Both sexes fully winged. Body and legs brown, antennal segments III–VI yellow at base; fore wings pale. Head longer than wide, projecting slightly in front of eyes; wider across cheeks than across eyes, cheeks with several seta-bearing small tubercles; surface reticulate; postocular setae wide apart; maxillary stylets retracted to eyes, close together medially. Antennae 8-segmented; segment III with three sensoria, IV with four sensoria; VIII constricted at base. Pronotum reticulate; with five pairs of hyaline, capitate major setae. Fore tarsus with slender tooth. Metanotum boldly reticulated. Fore wing weakly constricted medially, with about eight duplicated cilia. Abdominal tergites II–VII with two pairs of sigmoid wing-retaining setae, also marginal setae S1 with broadly expanded asymmetric apex; tergite IX setae S1 capitate, about half as long as tube.

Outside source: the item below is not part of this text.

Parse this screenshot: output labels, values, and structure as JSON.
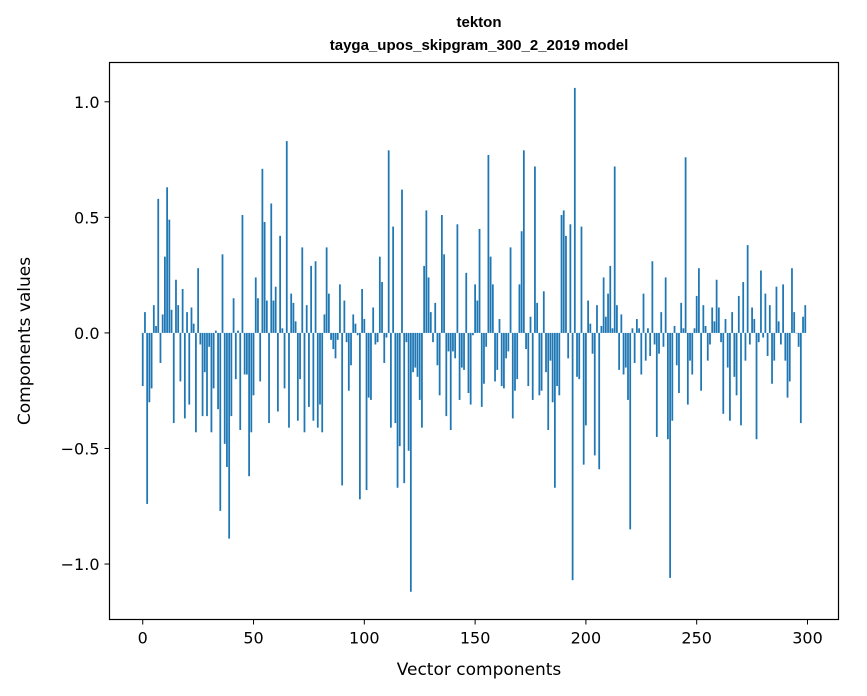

Male varying in size, large males with fore femora swollen, with two pointed tubercles at inner apex; sternite VIII apparently without pore plate.
Currently, over 100 species are listed in the genus Hoplandrothrips worldwide. Of these, more than 20 are described from North America, and Cott (1956) provided a key to four of the five species recorded from California. Stannard (1968) provided a key to seven species from Illinois, and Mound & Marullo (1996) a key to 18 Neotropical species. Species concepts within this, and several other, fungus feeding genera remain unclear, due to structural variation involving allometric growth patterns in one or both sexes.
Hoplandrothrips armiger (Jones)
Breeding on dead branches.
Unidentified fungal hyphae, particularly under bark scales of native Sycamore, Platanus racemosa (Platanaceae).